Featured artists include Queezy Babaz, Lea Colombo, Rich Mnisi, Zanele Muholi, Oluseye, Catherine Opie, Araba Opoku, Jody Paulsen, Athi-Patra Ruga, Brett Charles Seiler, Chiffon Thomas and Qualeasha Wood, among others. The exhibition embraces Cuban-American scholar José Esteban Muñoz’s proposition that “Queer utopia” exists in the now as a possible but not-yet-reached horizon. In Us is Heaven explores the fluid contours of Queer being not only as lived experience but as a visionary realm where personhood and autonomy are reimagined beyond the binary confines of heteropatriarchy, normative function, nationalism and coloniality.
The predominant presence of photography, as both documentary and speculative form, serves here as a mode of reclamation. The early 20th century saw the medium weaponised against the Queer community through surveillance, police records and psychiatric documentation. In response, artists and activists sought to image themselves in love, protest, joy and camaraderie, offering personal counter-narratives to mainstream erasure and the proliferation of reductive images of Queer life.

Athi-Patra Ruga’s hallucinatory tapestry, ‘Jacob About to Wrestle an Angel’, sees the artist render himself in the image of Senegalese Cabaret dancer Féral Benga. Striking a pose of come-hither provocation, Ruga’s figure is without male or female genitalia. This withholding interrogates the racialised and gendered economies of desire, calling keen attention to the phallus as a site of both fixation and critique. Drawing on African traditions, camp aesthetics and the expansive history of fetish culture.
Gender as performance requires the symbiotic gaze of another, made real through the awareness of being perceived. The exaltation of the human form is explored in the work of Rich Mnisi.

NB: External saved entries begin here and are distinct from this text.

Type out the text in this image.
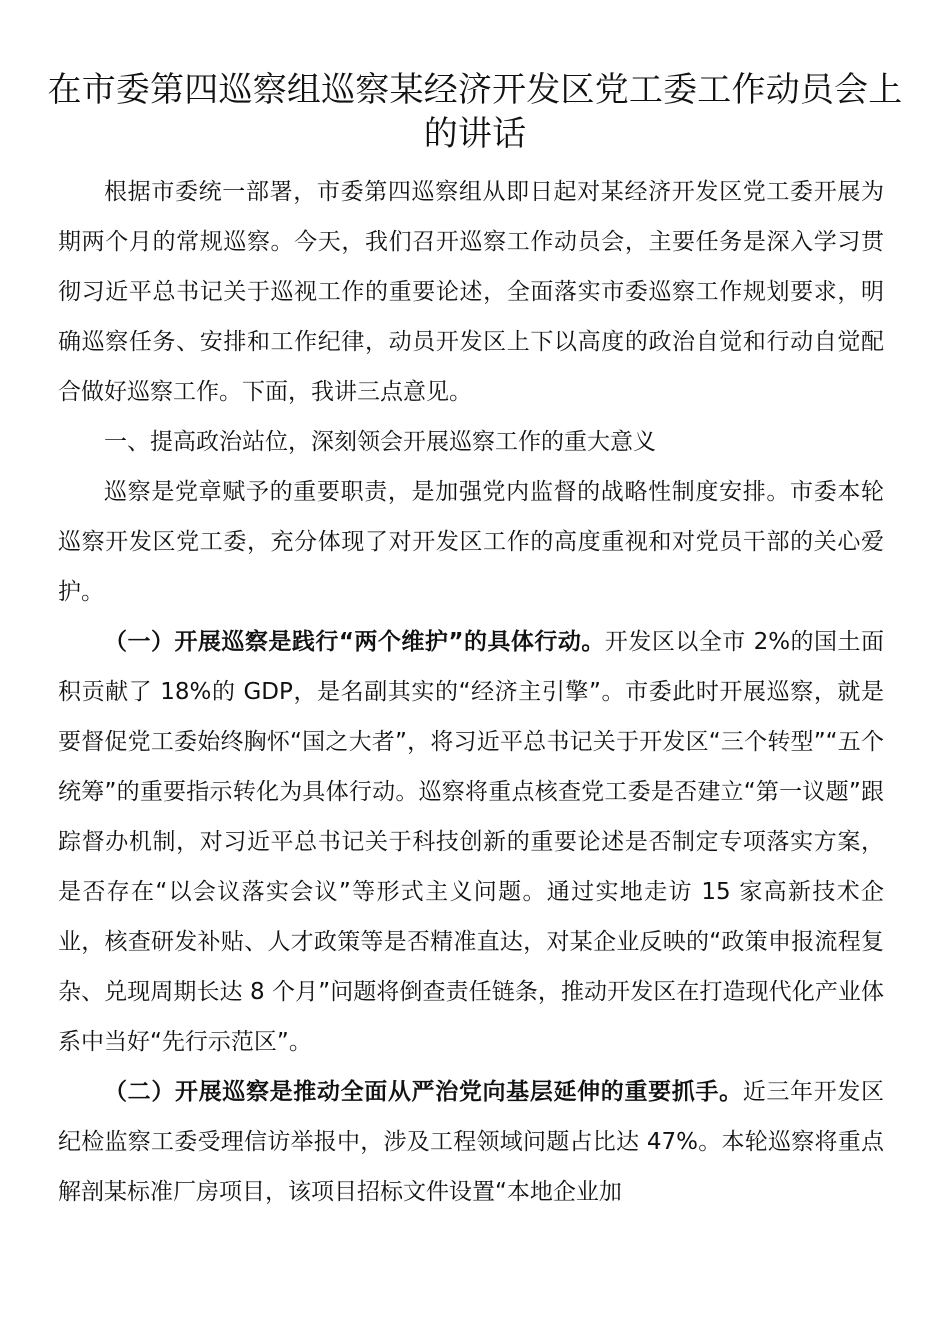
在市委第四巡察组巡察某经济开发区党工委工作动员会上的讲话

根据市委统一部署，市委第四巡察组从即日起对某经济开发区党工委开展为期两个月的常规巡察。今天，我们召开巡察工作动员会，主要任务是深入学习贯彻习近平总书记关于巡视工作的重要论述，全面落实市委巡察工作规划要求，明确巡察任务、安排和工作纪律，动员开发区上下以高度的政治自觉和行动自觉配合做好巡察工作。下面，我讲三点意见。

一、提高政治站位，深刻领会开展巡察工作的重大意义

巡察是党章赋予的重要职责，是加强党内监督的战略性制度安排。市委本轮巡察开发区党工委，充分体现了对开发区工作的高度重视和对党员干部的关心爱护。

（一）开展巡察是践行“两个维护”的具体行动。开发区以全市 2%的国土面积贡献了 18%的 GDP，是名副其实的“经济主引擎”。市委此时开展巡察，就是要督促党工委始终胸怀“国之大者”，将习近平总书记关于开发区“三个转型”“五个统筹”的重要指示转化为具体行动。巡察将重点核查党工委是否建立“第一议题”跟踪督办机制，对习近平总书记关于科技创新的重要论述是否制定专项落实方案，是否存在“以会议落实会议”等形式主义问题。通过实地走访 15 家高新技术企业，核查研发补贴、人才政策等是否精准直达，对某企业反映的“政策申报流程复杂、兑现周期长达 8 个月”问题将倒查责任链条，推动开发区在打造现代化产业体系中当好“先行示范区”。

（二）开展巡察是推动全面从严治党向基层延伸的重要抓手。近三年开发区纪检监察工委受理信访举报中，涉及工程领域问题占比达 47%。本轮巡察将重点解剖某标准厂房项目，该项目招标文件设置“本地企业加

The hyper-masculine bodybuilder in Mnisi’s ‘Matimba (Strength)’, speaks to cultures of body conditioning within gay communities, where the body becomes either a signifying trophy or a territory for scrutiny. Beyond this internalised consciousness of being seen, Mnisi conjures the vulnerability and plurality of all masculinities, gestured in the closed eyes of his otherwise hardened subject.

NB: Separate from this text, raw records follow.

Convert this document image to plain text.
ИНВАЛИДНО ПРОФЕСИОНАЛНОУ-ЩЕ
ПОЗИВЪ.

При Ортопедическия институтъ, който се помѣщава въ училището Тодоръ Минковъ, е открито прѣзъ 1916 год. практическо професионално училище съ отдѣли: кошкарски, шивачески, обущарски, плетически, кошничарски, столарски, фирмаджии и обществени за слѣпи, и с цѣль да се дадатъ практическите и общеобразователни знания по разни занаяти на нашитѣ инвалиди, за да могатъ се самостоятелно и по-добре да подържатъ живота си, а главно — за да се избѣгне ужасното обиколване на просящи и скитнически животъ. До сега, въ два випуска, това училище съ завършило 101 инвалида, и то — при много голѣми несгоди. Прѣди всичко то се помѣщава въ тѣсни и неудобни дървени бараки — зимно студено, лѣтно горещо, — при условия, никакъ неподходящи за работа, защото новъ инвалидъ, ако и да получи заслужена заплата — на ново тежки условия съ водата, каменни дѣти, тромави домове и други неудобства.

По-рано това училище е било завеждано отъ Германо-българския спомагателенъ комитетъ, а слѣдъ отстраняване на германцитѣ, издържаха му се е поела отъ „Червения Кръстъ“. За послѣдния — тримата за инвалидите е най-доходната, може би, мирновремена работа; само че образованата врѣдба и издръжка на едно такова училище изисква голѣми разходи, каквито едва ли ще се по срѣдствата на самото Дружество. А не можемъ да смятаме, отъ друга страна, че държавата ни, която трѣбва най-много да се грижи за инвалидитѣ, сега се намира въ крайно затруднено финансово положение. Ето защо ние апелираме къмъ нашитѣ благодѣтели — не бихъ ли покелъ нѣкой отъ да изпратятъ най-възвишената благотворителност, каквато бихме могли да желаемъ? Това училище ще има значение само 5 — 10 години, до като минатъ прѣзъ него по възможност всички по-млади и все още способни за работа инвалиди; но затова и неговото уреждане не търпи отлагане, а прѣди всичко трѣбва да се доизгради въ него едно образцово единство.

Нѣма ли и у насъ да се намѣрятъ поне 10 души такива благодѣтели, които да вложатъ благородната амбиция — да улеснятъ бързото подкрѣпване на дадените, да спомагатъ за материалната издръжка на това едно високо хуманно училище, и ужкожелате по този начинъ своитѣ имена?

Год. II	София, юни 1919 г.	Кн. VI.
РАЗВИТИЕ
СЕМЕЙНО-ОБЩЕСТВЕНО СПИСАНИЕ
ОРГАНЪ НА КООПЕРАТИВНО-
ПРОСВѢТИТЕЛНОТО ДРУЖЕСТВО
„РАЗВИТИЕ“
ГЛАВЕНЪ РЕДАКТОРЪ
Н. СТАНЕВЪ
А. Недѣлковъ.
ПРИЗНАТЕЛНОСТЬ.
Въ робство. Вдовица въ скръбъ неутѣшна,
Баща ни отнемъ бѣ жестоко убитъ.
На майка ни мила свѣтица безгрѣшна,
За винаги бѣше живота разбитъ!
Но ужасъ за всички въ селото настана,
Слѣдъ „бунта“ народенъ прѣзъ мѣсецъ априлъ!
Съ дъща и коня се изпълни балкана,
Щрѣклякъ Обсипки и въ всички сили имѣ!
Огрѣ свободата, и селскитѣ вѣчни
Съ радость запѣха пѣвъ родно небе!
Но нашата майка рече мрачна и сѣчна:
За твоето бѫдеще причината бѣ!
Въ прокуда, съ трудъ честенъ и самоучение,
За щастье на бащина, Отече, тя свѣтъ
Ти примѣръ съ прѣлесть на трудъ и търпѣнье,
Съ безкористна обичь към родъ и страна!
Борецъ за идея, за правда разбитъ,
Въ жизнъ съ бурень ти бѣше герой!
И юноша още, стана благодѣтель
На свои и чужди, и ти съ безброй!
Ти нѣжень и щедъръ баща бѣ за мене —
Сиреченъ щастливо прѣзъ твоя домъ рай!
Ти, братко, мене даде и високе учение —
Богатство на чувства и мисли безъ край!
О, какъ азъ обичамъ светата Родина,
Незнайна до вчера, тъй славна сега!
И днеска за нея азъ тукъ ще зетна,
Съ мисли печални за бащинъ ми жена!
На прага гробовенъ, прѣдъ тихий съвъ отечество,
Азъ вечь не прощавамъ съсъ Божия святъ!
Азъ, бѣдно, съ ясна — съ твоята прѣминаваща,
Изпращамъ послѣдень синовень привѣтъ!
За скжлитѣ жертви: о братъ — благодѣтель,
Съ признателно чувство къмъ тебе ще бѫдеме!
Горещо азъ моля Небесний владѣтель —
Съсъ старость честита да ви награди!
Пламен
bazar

Jody Brand through her photography envisions the multiverse of experiences and complex personhood of her collaborators, this way she disrupts homogenous tropes of victimhood and trauma around the lives of femme individuals who exist outside of the centres of power. This is seen in her series with which she pays tribute to Nokuphila Khumalo, a 23-year-old South-African sex worker, murdered in 2013 by a well-known South African artist-photographer.

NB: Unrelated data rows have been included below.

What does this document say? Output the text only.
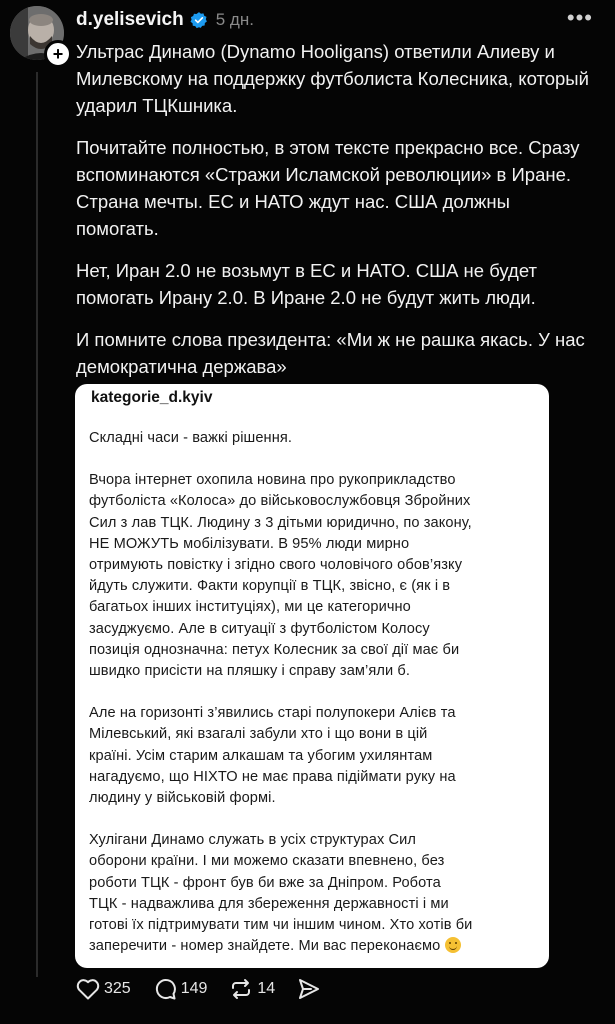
+
d.yelisevich 5 дн.	•••

Ультрас Динамо (Dynamo Hooligans) ответили Алиеву и Милевскому на поддержку футболиста Колесника, который ударил ТЦКшника.

Почитайте полностью, в этом тексте прекрасно все. Сразу вспоминаются «Стражи Исламской революции» в Иране. Страна мечты. ЕС и НАТО ждут нас. США должны помогать.

Нет, Иран 2.0 не возьмут в ЕС и НАТО. США не будет помогать Ирану 2.0. В Иране 2.0 не будут жить люди.

И помните слова президента: «Ми ж не рашка якась. У нас демократична держава»

kategorie_d.kyiv

Складні часи - важкі рішення.

Вчора інтернет охопила новина про рукоприкладство
футболіста «Колоса» до військовослужбовця Збройних
Сил з лав ТЦК. Людину з 3 дітьми юридично, по закону,
НЕ МОЖУТЬ мобілізувати. В 95% люди мирно
отримують повістку і згідно свого чоловічого обов’язку
йдуть служити. Факти корупції в ТЦК, звісно, є (як і в
багатьох інших інституціях), ми це категорично
засуджуємо. Але в ситуації з футболістом Колосу
позиція однозначна: петух Колесник за свої дії має би
швидко присісти на пляшку і справу зам’яли б.

Але на горизонті з’явились старі полупокери Алієв та
Мілевський, які взагалі забули хто і що вони в цій
країні. Усім старим алкашам та убогим ухилянтам
нагадуємо, що НІХТО не має права підіймати руку на
людину у військовій формі.

Хулігани Динамо служать в усіх структурах Сил
оборони країни. І ми можемо сказати впевнено, без
роботи ТЦК - фронт був би вже за Дніпром. Робота
ТЦК - надважлива для збереження державності і ми
готові їх підтримувати тим чи іншим чином. Хто хотів би
заперечити - номер знайдете. Ми вас переконаємо

325	149	14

As public spaces regress into systematically policed spheres for gender non-conforming persons, Qualeasha Wood and Araba Opoku nurture speculative, abstract realms for creation and identity formation. Opoku’s meditative dreamscape, realised through fluid and repetitive mark-making, considers the psyche a portal where healing, failure and transformation coexist. Opoku finds spiritual architecture in intuitive form and pattern, building layered worlds that resist linear temporalities and fixed identity. In Us is Heaven opened on the 16th of May and will run until the 6th of September 2025 at Southern Guild’s Los Angeles space.